Pile halkının taleplerini karşılamak amacıyla KKTC hükümetinin yol yapım faaliyetine Birleşmiş Milletler Barış Gücü’nün karşı çıkması, beton blokların proje sahasına yerleştirilmesi kaos ve kutuplaşmaya açıktan destek olmak ve çanak tutmaktır.
Barış Gücü’nün Rumların tahrik ve telkiniyle ortamı germesi sorumsuzluktur.
Birleşmiş Milletler Barış Gücü unsurlarına layık oldukları cevabı veren, fütursuz engelleme girişimlerini bertaraf eden KKTC hükümeti haklıdır, yapılan müdahale ve muameleler doğrudur, son tahlilde desteğimiz tamdır.
Birleşmiş Milletler, Rumların karanlık emellerine hizmetten, Kıbrıs’ın barış ve huzurunu bozucu teşebbüslerden derhal vazgeçmelidir.
Aksi halde sözde Barış Gücü’nün varlığı gayri meşru sayılacak, nitekim hiçbir saygınlığı ve bağlayıcılığı da kalmayacaktır.
Unutulmamalıdır ki, şartlar ne olursa olsun Türkiye, Kuzey Kıbrıs Türk Cumhuriyeti ile güçlü dayanışmasını sonuna kadar sürdürecek, dostluk ve kardeşlik köprülerini titizlikle koruyacaktır.
Uluslararası hukuktan kaynaklanan hakların çiğnenmesine de göz yumulmayacaktır.
Kıbrıs’ta bu gerginlik ortadayken, ABD’nin Suriye’nin kuzeyinde PKK/YPG’li teröristlere silah eğitimi vermesi, üstelik Kamışlı’da terör örgütüyle ortak tatbikat düzenlemesi sınırlarımızın mücavir alanlarına yuvalanmış düşmanlığın ayan beyan göstergesidir.
ABD’nin sabırları taşıran sözde taktik ve stratejik adımları terörizme kuluçka işlevi görmektedir.
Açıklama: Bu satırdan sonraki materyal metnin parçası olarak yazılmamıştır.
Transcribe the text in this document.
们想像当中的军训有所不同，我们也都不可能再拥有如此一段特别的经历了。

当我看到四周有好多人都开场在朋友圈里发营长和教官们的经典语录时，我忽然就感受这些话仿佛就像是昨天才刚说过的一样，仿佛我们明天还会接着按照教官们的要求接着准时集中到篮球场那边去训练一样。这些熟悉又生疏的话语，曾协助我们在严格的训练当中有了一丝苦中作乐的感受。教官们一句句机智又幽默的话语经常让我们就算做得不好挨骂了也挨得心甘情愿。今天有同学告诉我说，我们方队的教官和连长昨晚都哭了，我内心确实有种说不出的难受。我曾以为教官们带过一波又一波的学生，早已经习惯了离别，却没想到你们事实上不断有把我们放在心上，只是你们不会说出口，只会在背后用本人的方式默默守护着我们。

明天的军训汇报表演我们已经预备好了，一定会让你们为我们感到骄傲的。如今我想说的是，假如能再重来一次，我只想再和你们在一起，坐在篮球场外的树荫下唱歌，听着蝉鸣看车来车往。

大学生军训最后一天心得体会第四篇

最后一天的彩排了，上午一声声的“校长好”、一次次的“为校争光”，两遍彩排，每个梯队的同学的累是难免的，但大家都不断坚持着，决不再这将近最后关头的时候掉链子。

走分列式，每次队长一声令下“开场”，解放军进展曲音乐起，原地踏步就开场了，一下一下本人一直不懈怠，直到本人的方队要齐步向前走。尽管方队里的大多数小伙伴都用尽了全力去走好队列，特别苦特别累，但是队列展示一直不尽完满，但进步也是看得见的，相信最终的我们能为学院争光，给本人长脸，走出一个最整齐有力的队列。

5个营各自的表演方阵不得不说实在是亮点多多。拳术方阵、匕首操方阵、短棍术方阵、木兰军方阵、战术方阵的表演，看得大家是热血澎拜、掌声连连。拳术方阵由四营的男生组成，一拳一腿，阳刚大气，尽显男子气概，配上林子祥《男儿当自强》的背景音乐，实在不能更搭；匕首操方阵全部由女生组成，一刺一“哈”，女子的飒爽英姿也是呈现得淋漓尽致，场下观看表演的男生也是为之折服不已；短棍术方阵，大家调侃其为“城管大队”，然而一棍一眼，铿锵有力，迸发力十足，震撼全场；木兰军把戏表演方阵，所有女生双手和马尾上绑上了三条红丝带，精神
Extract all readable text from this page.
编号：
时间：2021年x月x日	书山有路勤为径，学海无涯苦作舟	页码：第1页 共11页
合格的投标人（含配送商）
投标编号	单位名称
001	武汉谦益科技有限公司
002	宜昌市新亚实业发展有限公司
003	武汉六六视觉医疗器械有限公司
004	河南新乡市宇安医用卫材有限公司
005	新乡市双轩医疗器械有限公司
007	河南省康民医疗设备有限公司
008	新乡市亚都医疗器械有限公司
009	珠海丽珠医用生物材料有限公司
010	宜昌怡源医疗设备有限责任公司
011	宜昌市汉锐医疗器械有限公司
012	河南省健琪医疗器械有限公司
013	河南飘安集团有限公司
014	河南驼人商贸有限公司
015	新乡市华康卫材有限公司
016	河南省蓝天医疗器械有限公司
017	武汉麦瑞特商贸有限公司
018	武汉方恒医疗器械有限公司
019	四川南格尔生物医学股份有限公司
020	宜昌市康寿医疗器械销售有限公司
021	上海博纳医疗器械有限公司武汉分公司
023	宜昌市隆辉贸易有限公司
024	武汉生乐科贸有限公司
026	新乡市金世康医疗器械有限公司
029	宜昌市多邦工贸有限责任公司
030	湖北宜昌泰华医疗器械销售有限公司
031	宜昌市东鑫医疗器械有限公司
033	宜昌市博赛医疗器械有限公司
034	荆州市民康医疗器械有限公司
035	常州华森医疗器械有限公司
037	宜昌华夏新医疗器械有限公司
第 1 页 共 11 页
Bu ülke dostluk ve müttefiklik ilişkilerini pervasızca çiğnemektedir.
Geldiğimiz bu aşamada terörle mücadele esas itibariyle arkasındaki güçlerle mücadeleye sabitlenmiş ve kilitlenmiştir.
ABD’nin eğitip donattığı teröristleri Suriye’nin petrol varlığı etrafında konuşlandırması kan dökerek kaynak devşirmenin şeytani formülüdür.
Teröre destek vermek alçak bir terör yöntemidir.
Kaldı ki bölücü terör örgütünün hunhar sahibi bellidir.
Bu kapsamda Türkiye’ye sıkılan her kurşunun, yapılan her ihanetin koçbaşı ABD’dir.
Milliyetçi Hareket Partisi, ABD’yi terörle arasına kesin çizgilerle mesafe koymaya ve Suriye’den derhal çekilmeye davet etmektedir.
Şayet sınırlarımızın diğer bölgelerinde, ABD takviyeli husumet kuşatması devam ederse günü geldiğinde akıbetin nelere yol açacağını, iki ülke arasındaki görüş ve temas hattındaki mesafenin sıfıra düşmesi halinde nasıl bir hesaplaşmanın yaşanacağını bugünden kestirmek elbette mümkün olmayacaktır.
Bu itibarla terörle aynı hizada bulunan, aynı hedefte buluşan hangi ülke varsa aklını başına alması tarihi önem ve değerdedir.” ifadelerini kullandı.